The Central Bank of Nigeria has been named "Central Bank of the Year" at the 2026 Central Banking Awards in London, an international honor recognizing the institution's sweeping monetary and structural reforms.
The question Nigerians are asking: reforms for whom?
The award, announced by Central Banking magazine, praised the CBN for helping "stabilize the country's economy after years of policy distortions." Governor Olayemi Cardoso, who took office in September 2023, has overseen the unification of multiple exchange rates, the elimination of controversial "ways and means" financing that had ballooned to ₦30 trillion, and aggressive interest rate hikes to combat inflation.
To international observers and institutional investors, these are textbook reforms. To ordinary Nigerians, they are a catalog of pain.

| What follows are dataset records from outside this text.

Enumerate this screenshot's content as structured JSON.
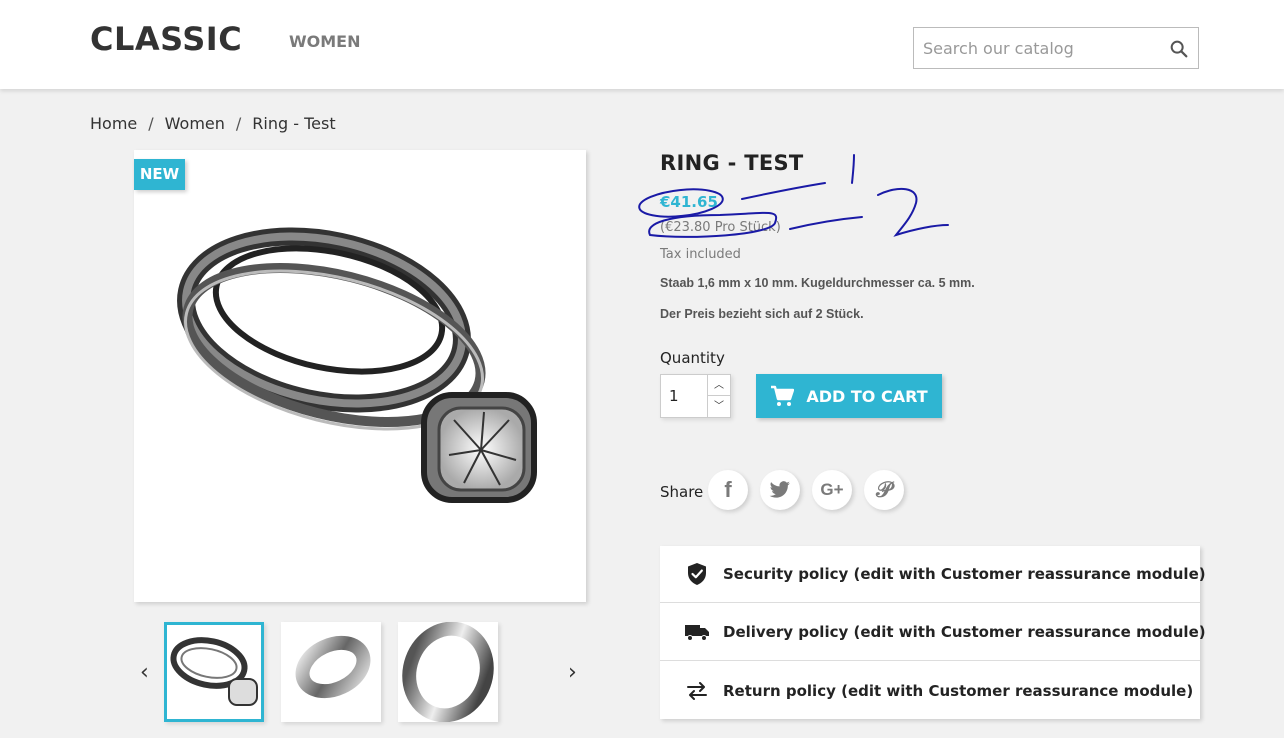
{
  "header": {
    "logo": "CLASSIC",
    "nav_women": "WOMEN",
    "search_placeholder": "Search our catalog"
  },
  "breadcrumb": [
    "Home",
    "Women",
    "Ring - Test"
  ],
  "badge": "NEW",
  "product": {
    "title": "RING - TEST",
    "price": "€41.65",
    "unit_price": "(€23.80 Pro Stück)",
    "tax": "Tax included",
    "desc1": "Staab 1,6 mm x 10 mm. Kugeldurchmesser ca. 5  mm.",
    "desc2": "Der Preis bezieht sich auf 2 Stück."
  },
  "quantity": {
    "label": "Quantity",
    "value": "1"
  },
  "cart": {
    "label": "ADD TO CART"
  },
  "share": {
    "label": "Share"
  },
  "reassurance": [
    "Security policy (edit with Customer reassurance module)",
    "Delivery policy (edit with Customer reassurance module)",
    "Return policy (edit with Customer reassurance module)"
  ],
  "colors": {
    "accent": "#2fb5d2",
    "annotation": "#1a1aa6"
  }
}
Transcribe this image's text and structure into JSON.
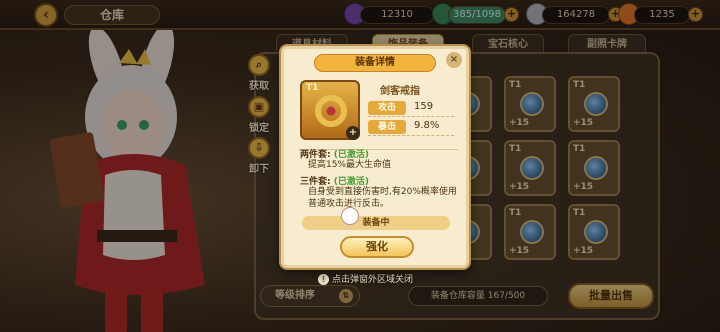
{
  "topbar": {
    "title": "仓库",
    "currency_a": "12310",
    "currency_b": "385/1098",
    "currency_c": "164278",
    "currency_d": "1235",
    "icons": [
      "back-arrow-icon",
      "candy-icon",
      "energy-icon",
      "coin-icon",
      "carrot-icon"
    ]
  },
  "tabs": [
    {
      "label": "道具材料",
      "active": false
    },
    {
      "label": "饰品装备",
      "active": true
    },
    {
      "label": "宝石核心",
      "active": false
    },
    {
      "label": "副照卡牌",
      "active": false
    }
  ],
  "side_actions": [
    {
      "label": "获取",
      "icon": "search-icon"
    },
    {
      "label": "锁定",
      "icon": "lock-icon"
    },
    {
      "label": "卸下",
      "icon": "unequip-icon"
    }
  ],
  "dialog": {
    "title": "装备详情",
    "tier": "T1",
    "item_name": "剑客戒指",
    "stats": [
      {
        "label": "攻击",
        "value": "159"
      },
      {
        "label": "暴击",
        "value": "9.8%"
      }
    ],
    "set2_title": "两件套:",
    "set2_status": "(已激活)",
    "set2_desc": "提高15%最大生命值",
    "set3_title": "三件套:",
    "set3_status": "(已激活)",
    "set3_desc": "自身受到直接伤害时,有20%概率使用普通攻击进行反击。",
    "equipped_label": "装备中",
    "upgrade_label": "强化"
  },
  "grid": {
    "tier_label": "T1",
    "level_label": "+15"
  },
  "bottom": {
    "sort_label": "等级排序",
    "capacity_label": "装备仓库容量",
    "capacity_value": "167/500",
    "sell_label": "批量出售",
    "hint": "点击弹窗外区域关闭"
  }
}
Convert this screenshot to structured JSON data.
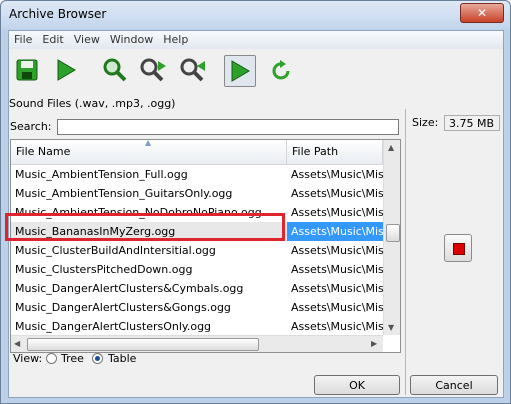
{
  "window": {
    "title": "Archive Browser",
    "close_glyph": "✕"
  },
  "menu": [
    "File",
    "Edit",
    "View",
    "Window",
    "Help"
  ],
  "toolbar": {
    "icons": [
      "save-icon",
      "play-icon",
      "search-icon",
      "search-next-icon",
      "search-previous-icon",
      "autoplay-icon",
      "refresh-icon"
    ],
    "colors": {
      "green": "#2ea12a",
      "accent": "#3399ff",
      "highlight_border": "#e0242d",
      "stop": "#dd0000"
    }
  },
  "filter_label": "Sound Files (.wav, .mp3, .ogg)",
  "search": {
    "label": "Search:",
    "value": ""
  },
  "table": {
    "headers": {
      "name": "File Name",
      "path": "File Path"
    },
    "rows": [
      {
        "name": "Music_AmbientTension_Full.ogg",
        "path": "Assets\\Music\\Missi"
      },
      {
        "name": "Music_AmbientTension_GuitarsOnly.ogg",
        "path": "Assets\\Music\\Missi"
      },
      {
        "name": "Music_AmbientTension_NoDobroNoPiano.ogg",
        "path": "Assets\\Music\\Missi"
      },
      {
        "name": "Music_BananasInMyZerg.ogg",
        "path": "Assets\\Music\\Missi"
      },
      {
        "name": "Music_ClusterBuildAndIntersitial.ogg",
        "path": "Assets\\Music\\Missi"
      },
      {
        "name": "Music_ClustersPitchedDown.ogg",
        "path": "Assets\\Music\\Missi"
      },
      {
        "name": "Music_DangerAlertClusters&Cymbals.ogg",
        "path": "Assets\\Music\\Missi"
      },
      {
        "name": "Music_DangerAlertClusters&Gongs.ogg",
        "path": "Assets\\Music\\Missi"
      },
      {
        "name": "Music_DangerAlertClustersOnly.ogg",
        "path": "Assets\\Music\\Missi"
      }
    ],
    "selected_index": 3
  },
  "view": {
    "label": "View:",
    "options": [
      "Tree",
      "Table"
    ],
    "selected": "Table"
  },
  "size": {
    "label": "Size:",
    "value": "3.75 MB"
  },
  "buttons": {
    "ok": "OK",
    "cancel": "Cancel"
  }
}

The naira has lost more than 70% of its value since the exchange rate unification in June 2023. Inflation hit 34.6% in November 2025, the highest in nearly three decades. The benchmark interest rate stands at 27.5%, making credit virtually inaccessible to small businesses. Food prices have more than doubled.
"They're giving us awards while we can't afford bread," said Chidi Okonkwo, a small business owner in Lagos, speaking to The Nation. "What exactly are we celebrating?"
The disconnect is not new. International financial institutions often reward governments for implementing "tough" reforms—subsidy removal, currency flotation, fiscal consolidation—that align with orthodox economic theory. Whether those reforms actually improve the lives of ordinary citizens is a separate question, one that rarely factors into award calculations.
The CBN's defenders argue that the pain is necessary and temporary. The previous system—multiple exchange rates, central bank financing of government deficits, artificially suppressed fuel prices—was unsustainable and benefited only a corrupt elite. The new dispensation, however brutal, creates the foundation for long-term stability.